Kesehatan

Voltaren Obat Apa? Fungsi, Dosis, Serta Efek Samping

Voltaren obat apa? Fungsi, dosis, serta efek samping akan di bahas pada artikel ini supaya anda dapat mengetahuinya lebih jelas agar tidak terjadi kesalahan.

Voltaren Obat Apa? Fungsi, Dosis, Serta Efek Samping

Apa Itu Voltaren?

Voltaren adalah merk obat yang memiliki kandungan natrium diklovenak dan merupakan obat golongan anti-radang non-steroid. Obat ini berfungsi untuk mengatasi nyeri pada penyakit reumatik, spondilitis ankilosis, osteoarthritis, dan spondylarthritis. Nyeri pada tulang belakang, nyeri karena cedera, pegal pegal, sakit gigi, serangan akut gout, dan nyeri saat menstruasi yang berlebih / dysmenorrhea.
Voltaren sendiri tersedia dalam beberapa jenis yaitu dalam bentuk tablet, ampul, supositoria, dan emul gel yang cara pemakaiannya dapat di oleskan pada area yang sakit.

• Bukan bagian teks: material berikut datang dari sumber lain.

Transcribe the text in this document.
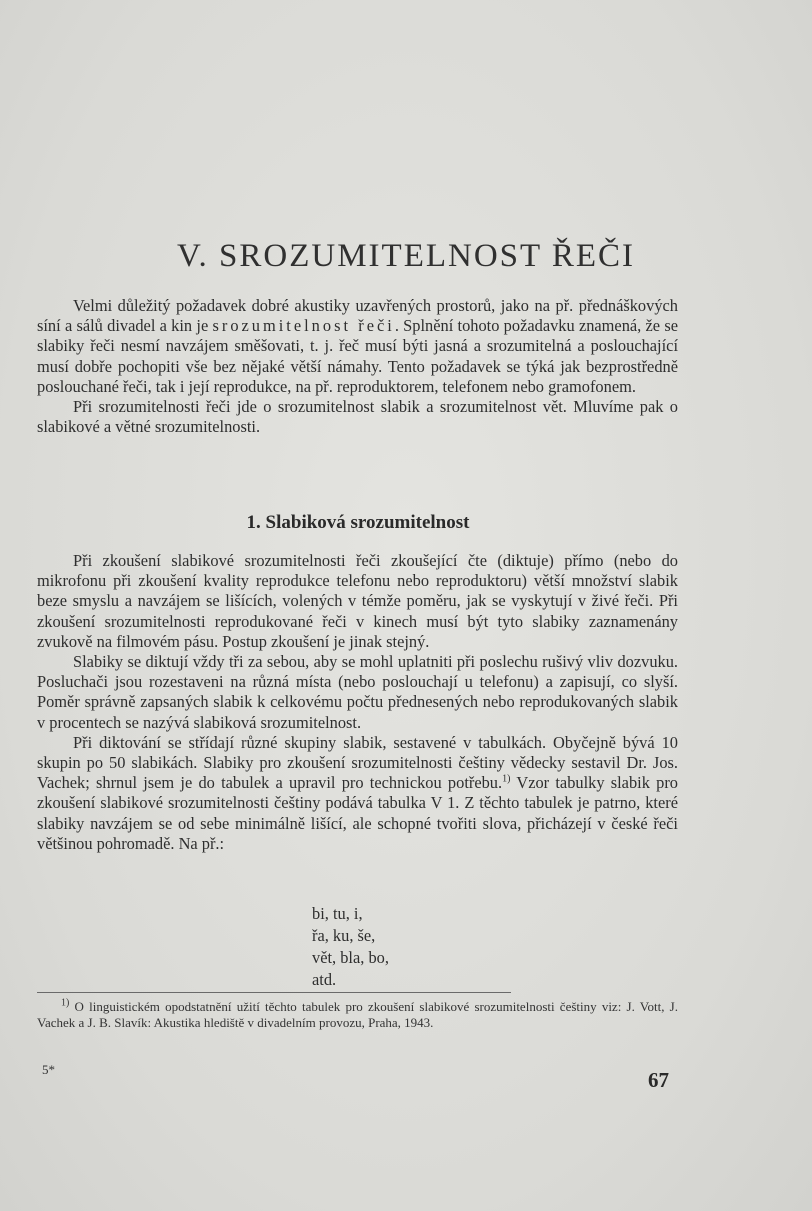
V. SROZUMITELNOST ŘEČI

Velmi důležitý požadavek dobré akustiky uzavřených prostorů, jako na př. přednáškových síní a sálů divadel a kin je srozumitelnost řeči. Splnění tohoto požadavku znamená, že se slabiky řeči nesmí navzájem směšovati, t. j. řeč musí býti jasná a srozumitelná a poslouchající musí dobře pochopiti vše bez nějaké větší námahy. Tento požadavek se týká jak bezprostředně poslouchané řeči, tak i její reprodukce, na př. reproduktorem, telefonem nebo gramofonem.

Při srozumitelnosti řeči jde o srozumitelnost slabik a srozumitelnost vět. Mluvíme pak o slabikové a větné srozumitelnosti.

1. Slabiková srozumitelnost

Při zkoušení slabikové srozumitelnosti řeči zkoušející čte (diktuje) přímo (nebo do mikrofonu při zkoušení kvality reprodukce telefonu nebo reproduktoru) větší množství slabik beze smyslu a navzájem se lišících, volených v témže poměru, jak se vyskytují v živé řeči. Při zkoušení srozumitelnosti reprodukované řeči v kinech musí být tyto slabiky zaznamenány zvukově na filmovém pásu. Postup zkoušení je jinak stejný.

Slabiky se diktují vždy tři za sebou, aby se mohl uplatniti při poslechu rušivý vliv dozvuku. Posluchači jsou rozestaveni na různá místa (nebo poslouchají u telefonu) a zapisují, co slyší. Poměr správně zapsaných slabik k celkovému počtu přednesených nebo reprodukovaných slabik v procentech se nazývá slabiková srozumitelnost.

Při diktování se střídají různé skupiny slabik, sestavené v tabulkách. Obyčejně bývá 10 skupin po 50 slabikách. Slabiky pro zkoušení srozumitelnosti češtiny vědecky sestavil Dr. Jos. Vachek; shrnul jsem je do tabulek a upravil pro technickou potřebu.$^{1)}$ Vzor tabulky slabik pro zkoušení slabikové srozumitelnosti češtiny podává tabulka V 1. Z těchto tabulek je patrno, které slabiky navzájem se od sebe minimálně lišící, ale schopné tvořiti slova, přicházejí v české řeči většinou pohromadě. Na př.:

bi, tu, i,
řa, ku, še,
vět, bla, bo,
atd.
$^{1)}$ O linguistickém opodstatnění užití těchto tabulek pro zkoušení slabikové srozumitelnosti češtiny viz: J. Vott, J. Vachek a J. B. Slavík: Akustika hlediště v divadelním provozu, Praha, 1943.
5*	67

Bagaimana Dengan Dosisnya?

Dosis Voltaren 25 mg dapat di konsumsi sebanyak 3 kali 1 – 2 tablet sehari, dikonsumsi bersama makanan atau susu. Dosis yang diberikan sebaiknya tidak melebihi 6 tablet sehari, supaya tidak terjadi efek samping yang berat. Dalam waktu 10 menit setelah mengkonsumsi obat ini, hendaknya tidak berbaring Karena dapat memicu peningkatan asam lambung.
Jika lambung anda terasa nyeri, maka dapat dibarengi dengan minum antasid. Meskipun obat ini memperlambat penyerapan Voltaren 25 mg sehingga efek antinyeri atau antiinflamasinya berkurang atau melambat.

Apa Saja Efek Sampingnya?

Berikut adalah daftar efek samping yang memungkinkan yang dapat terjadi dari semua bahan-bahan konstitusi Voltaren Tablet. meskipun Ini bukanlah daftar yang komprehensif. Efek-efek samping ini memungkinkan, tetapi tidak selalu terjadi. Beberapa efek sampingnya yaitu sebagai berikut :
  • Merasa pusing
  • Gangguan pada sistem pencernaan
  • Mual dan muntah
  • Terjadi diare
  • Terjadi sembelit
  • Kepala terasa sakit
  • Kantuk
  • Hidung tersumbat
Jika Anda mengalami efek samping lain yang tidak ada diatas, segeralah hubungi dokter Anda untuk dilakukan pemeriksaan dan mendapat nasihat medis.

Bagaimana Cara Penyimpanannya?

1. Simpan voltaren pada temperatur ruangan, jauhkan dari panas dan cahaya matahari secara langsung. Jangan membekukan obat kecuali diperlukan oleh brosur kemasan. Jauhkan obat dari jangkauan anak-anak dan hewan peliharaan.

2. Jangan pernah membuang obat ke toilet atau menuangkannya ke drainase kecuali diinstruksikan seperti itu, karena jika obat dibuang dengan cara seperti itu dapat mengontaminasi lingkungan.


Nah itulah informasi dari clinicsehat.com pada artikel kali ini, semoga dapat bermanfaat dan menjadi penambah wawasan untuk pengunjung semua tentang obat voltaren.